Mendengar penuturanku, Mama berhenti memegang sendok dan garpu kemudian mengalihkan pandangannya dariku. Tampak begitu sedih.

"Ma, Mama kenapa?"

Mama menoleh, menatapku terluka.

"Sebenarnya, sejak kamu masih SMP pun, Mama memutuskan untuk pisah sama Lucky, kami gak pernah menikah."

"Apa?!" Mendengar pengakuannya tersebut tentu saja mataku membelalak kaget. "Maksud Mama apa? Kok gak nikah? Kenapa? Bukannya Mama suka sama Om Lucky?"
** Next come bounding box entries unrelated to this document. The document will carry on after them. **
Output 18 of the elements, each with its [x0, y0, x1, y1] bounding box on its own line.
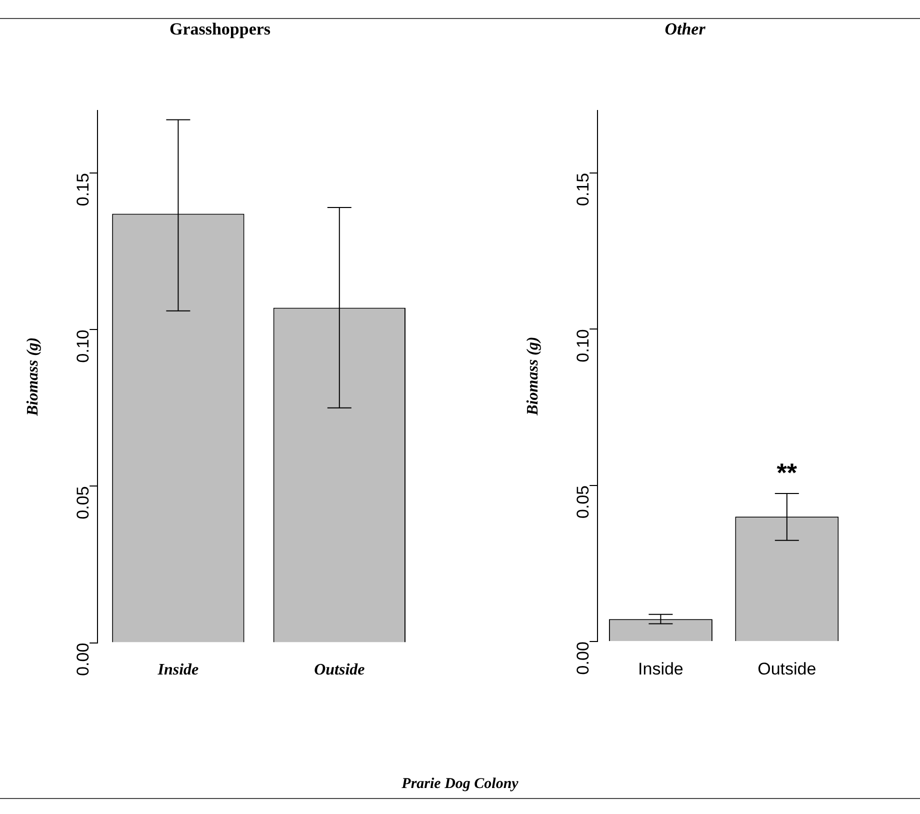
- text: Prarie Dog Colony: [400, 776, 520, 793]
- y-tick-label: 0.00: [573, 642, 592, 675]
- y-tick-label: 0.00: [73, 642, 92, 676]
- y-tick-label: 0.15: [573, 172, 592, 206]
- annotation: **: [776, 458, 798, 488]
- x-tick-label: Outside: [314, 662, 365, 679]
- y-tick-label: 0.15: [73, 173, 92, 206]
- y-axis-title: Biomass (g): [24, 337, 42, 417]
- x-tick-label: Inside: [638, 659, 684, 678]
- y-tick-label: 0.05: [573, 485, 592, 518]
- y-axis-title: Biomass (g): [524, 336, 542, 416]
- x-tick-label: Inside: [156, 662, 199, 679]
- y-tick-label: 0.10: [73, 330, 92, 363]
- y-tick-label: 0.05: [73, 486, 92, 520]
- chart-title: Grasshoppers: [169, 20, 271, 39]
- y-tick-label: 0.10: [573, 329, 592, 362]
- x-tick-label: Outside: [758, 659, 816, 678]
- chart-title: Other: [664, 20, 706, 39]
"Sesuka apapun Mama sama dia, gak ada yang bisa ngalahin rasa sayang Mama sama kamu, Nak." Kulihat, mata Mama kini berkaca-kaca. "Mama mungkin masih bisa hidup tanpa Papa kamu, tanpa Lucky, tapi Mama gak sanggup hidup tanpa kamu, Zura. Setiap hari Mama terus mikirin kamu. Mama sadar waktu itu Mama begitu egois. Jelas-jelas Mama udah nyakitin kamu, tapi Mama pengen ngerebut kamu dari Papa kamu. Mama pengen kamu tinggal sama Mama meskipun Mama tau kalau saat itu Mama udah sangat nyakitin perasaan kamu."

"Mama gak bisa hidup sama laki-laki yang karena dia, akhirnya kamu jadi benci sama Mama. Mama bener-bener nyesel, Nak. Tapi disisi lain, terlalu gak tau malu kalau waktu itu Mama nemuin kamu lagi atas apa yang udah terjadi."